Our timespan will stretch from the Romans to the Present day, and we will discover Palaces, Monasteries, Roman Temples, and visit the home of Katherine of Aragon; the Street of Shame, the best modernist building in the City, and Wren’s best Spire. A feast of topography, history, architecture and literature not to mention the best pubs!
Thomas More & Thomas Cromwell’s London – The City of Wolf Hall
14:30 Sat 25th Jan 2020 Liverpool Street Station
The Walk creates a portrait of London in the early 16th Century, with particular emphasis on the life and times of Thomas Cromwell and Thomas More.
More and Cromwell had much in common, despite being on opposite sides of the religious devide, both lawyers, commoners, important figures in the City of London. They both rose to be Lord Chancellor to Henry VIII, and ended their career on the block at Tower Hill.

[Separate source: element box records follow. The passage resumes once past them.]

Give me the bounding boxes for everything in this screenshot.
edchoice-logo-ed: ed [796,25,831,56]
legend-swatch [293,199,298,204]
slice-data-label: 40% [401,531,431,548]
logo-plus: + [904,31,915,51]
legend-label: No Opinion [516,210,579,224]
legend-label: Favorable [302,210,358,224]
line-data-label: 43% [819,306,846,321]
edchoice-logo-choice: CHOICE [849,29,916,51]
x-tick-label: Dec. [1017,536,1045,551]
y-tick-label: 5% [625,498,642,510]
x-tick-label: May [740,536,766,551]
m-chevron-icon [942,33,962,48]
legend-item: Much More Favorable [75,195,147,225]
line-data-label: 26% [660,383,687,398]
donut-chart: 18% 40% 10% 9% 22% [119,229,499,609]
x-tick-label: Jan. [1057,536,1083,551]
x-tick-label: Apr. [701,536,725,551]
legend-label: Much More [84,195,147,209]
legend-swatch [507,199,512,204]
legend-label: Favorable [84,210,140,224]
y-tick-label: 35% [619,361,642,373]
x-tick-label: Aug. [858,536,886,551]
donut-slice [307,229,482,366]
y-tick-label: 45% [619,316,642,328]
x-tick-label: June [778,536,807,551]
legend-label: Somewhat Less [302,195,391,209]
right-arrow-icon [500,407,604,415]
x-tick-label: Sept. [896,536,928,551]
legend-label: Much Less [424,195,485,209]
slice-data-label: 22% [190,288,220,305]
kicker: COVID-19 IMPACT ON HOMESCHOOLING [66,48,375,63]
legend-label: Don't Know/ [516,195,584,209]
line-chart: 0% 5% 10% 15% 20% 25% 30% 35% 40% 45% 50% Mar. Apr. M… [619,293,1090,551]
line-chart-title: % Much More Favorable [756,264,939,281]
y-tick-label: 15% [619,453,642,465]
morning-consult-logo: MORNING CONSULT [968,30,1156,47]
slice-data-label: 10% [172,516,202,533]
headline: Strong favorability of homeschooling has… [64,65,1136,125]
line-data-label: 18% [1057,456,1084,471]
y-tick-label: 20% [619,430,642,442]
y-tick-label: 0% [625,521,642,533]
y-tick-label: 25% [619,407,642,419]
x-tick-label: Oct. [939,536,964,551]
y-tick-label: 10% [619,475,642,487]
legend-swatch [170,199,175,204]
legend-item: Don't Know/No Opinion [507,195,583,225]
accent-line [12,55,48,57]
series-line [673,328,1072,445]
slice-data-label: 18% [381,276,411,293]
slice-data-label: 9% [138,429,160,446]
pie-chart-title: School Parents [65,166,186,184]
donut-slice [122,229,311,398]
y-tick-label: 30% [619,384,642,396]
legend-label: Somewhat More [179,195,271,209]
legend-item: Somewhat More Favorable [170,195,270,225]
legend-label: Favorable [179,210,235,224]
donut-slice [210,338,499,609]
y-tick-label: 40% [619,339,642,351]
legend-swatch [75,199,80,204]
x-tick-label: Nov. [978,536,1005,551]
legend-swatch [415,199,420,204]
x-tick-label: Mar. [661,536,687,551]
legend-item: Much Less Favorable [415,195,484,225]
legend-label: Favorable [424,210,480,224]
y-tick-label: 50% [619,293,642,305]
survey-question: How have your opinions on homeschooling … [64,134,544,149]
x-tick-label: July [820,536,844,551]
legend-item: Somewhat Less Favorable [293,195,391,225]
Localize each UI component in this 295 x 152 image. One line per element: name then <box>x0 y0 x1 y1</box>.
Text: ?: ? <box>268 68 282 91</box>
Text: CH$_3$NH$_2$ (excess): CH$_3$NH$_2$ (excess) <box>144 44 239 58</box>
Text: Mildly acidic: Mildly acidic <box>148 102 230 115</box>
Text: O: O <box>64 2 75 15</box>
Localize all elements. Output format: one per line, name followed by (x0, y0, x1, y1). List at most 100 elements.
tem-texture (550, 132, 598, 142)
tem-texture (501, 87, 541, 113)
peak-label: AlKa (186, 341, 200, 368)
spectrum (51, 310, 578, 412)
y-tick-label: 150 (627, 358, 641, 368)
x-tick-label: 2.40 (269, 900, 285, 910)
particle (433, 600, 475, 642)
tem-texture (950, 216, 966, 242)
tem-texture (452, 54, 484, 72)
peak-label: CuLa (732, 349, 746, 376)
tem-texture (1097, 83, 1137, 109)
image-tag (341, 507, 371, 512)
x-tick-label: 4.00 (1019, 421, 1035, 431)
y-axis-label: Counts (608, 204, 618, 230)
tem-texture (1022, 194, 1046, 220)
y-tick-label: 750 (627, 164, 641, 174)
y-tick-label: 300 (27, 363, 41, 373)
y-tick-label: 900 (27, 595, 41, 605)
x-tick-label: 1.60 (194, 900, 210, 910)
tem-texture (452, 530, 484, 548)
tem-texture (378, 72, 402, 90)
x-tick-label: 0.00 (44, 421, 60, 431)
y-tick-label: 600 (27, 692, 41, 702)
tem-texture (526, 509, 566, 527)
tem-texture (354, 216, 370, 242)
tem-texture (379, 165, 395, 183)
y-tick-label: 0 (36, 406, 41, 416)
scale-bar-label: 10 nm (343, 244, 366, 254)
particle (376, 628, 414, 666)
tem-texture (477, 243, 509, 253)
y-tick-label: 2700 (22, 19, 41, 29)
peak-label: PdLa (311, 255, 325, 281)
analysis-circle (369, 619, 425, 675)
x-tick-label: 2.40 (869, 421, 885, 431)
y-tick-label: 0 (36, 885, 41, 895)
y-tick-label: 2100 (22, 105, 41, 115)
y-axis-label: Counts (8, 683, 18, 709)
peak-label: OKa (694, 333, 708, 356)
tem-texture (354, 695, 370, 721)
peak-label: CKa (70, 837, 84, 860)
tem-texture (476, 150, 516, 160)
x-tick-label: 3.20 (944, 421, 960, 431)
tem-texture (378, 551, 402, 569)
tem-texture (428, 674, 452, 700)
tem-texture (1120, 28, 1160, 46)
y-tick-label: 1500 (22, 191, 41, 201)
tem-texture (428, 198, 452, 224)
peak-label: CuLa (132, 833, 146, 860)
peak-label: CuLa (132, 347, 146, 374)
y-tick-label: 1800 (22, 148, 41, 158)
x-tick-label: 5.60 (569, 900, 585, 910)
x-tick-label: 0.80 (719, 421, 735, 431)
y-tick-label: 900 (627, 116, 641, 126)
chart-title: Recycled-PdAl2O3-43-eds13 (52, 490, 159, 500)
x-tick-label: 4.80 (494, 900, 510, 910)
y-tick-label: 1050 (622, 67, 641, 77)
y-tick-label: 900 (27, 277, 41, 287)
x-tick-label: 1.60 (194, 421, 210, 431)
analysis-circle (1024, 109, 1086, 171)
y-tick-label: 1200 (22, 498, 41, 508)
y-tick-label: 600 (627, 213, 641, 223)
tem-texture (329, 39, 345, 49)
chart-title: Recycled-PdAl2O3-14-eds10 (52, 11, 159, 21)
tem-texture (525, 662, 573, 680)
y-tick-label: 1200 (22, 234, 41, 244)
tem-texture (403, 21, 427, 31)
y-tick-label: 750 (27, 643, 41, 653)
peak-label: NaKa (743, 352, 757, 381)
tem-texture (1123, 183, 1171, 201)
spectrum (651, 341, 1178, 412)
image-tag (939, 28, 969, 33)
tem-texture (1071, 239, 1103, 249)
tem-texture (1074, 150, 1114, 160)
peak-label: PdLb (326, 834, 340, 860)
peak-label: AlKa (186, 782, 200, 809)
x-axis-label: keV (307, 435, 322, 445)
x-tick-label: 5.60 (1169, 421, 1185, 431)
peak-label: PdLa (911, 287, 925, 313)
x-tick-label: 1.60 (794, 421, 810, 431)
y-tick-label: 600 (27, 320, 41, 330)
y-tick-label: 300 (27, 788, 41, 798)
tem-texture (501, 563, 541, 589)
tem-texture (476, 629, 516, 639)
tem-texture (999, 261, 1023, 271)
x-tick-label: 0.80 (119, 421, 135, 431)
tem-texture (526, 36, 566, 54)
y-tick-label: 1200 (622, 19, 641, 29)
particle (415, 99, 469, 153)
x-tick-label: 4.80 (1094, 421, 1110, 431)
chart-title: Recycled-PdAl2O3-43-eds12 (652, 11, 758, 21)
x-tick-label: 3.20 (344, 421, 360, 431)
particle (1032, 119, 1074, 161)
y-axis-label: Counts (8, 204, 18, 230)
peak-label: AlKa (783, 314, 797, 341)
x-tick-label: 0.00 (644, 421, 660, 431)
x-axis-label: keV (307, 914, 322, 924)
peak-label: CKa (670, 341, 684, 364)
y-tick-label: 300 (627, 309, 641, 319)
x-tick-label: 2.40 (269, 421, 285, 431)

The walk visits the sites of Thomas More’s birthplace, and the Town houses of More and Cromwell before exploring the Tudor City of London, including the Guildhall and St. Pauls where Martin Luther’s books where burnt.
We end with an exploration of the Reformation at its London epicentre in Smithfield – site of the stake where Heretics were burnt alive, surrounded by Catholic Monasteries and playing a significant part in the life and downhall of Thomas More.
Shakespeare’s London Locations – The places in the plays
2.30pm 21 Dec 19 Shoreditch High Street Overground Station
Most Shakespeare walks in London are biographical, this one is different. It is about the places in his plays. Exploring the places, the plays and the people the walk will hope to bring Shakespeare’s London to life amd give some insight to Shakespeare. And OK, there will be, perchance, something about his life in London, but we hope to keep this as one of those walks ‘which does what is says on the tin’. i.e. keeps focussed on the ‘places in the plays’. Sadly, in the 2 hours we have we won’t be able to get to Verona, or Venice but we might be able to shed some light on those locations by exploring their London equivalents.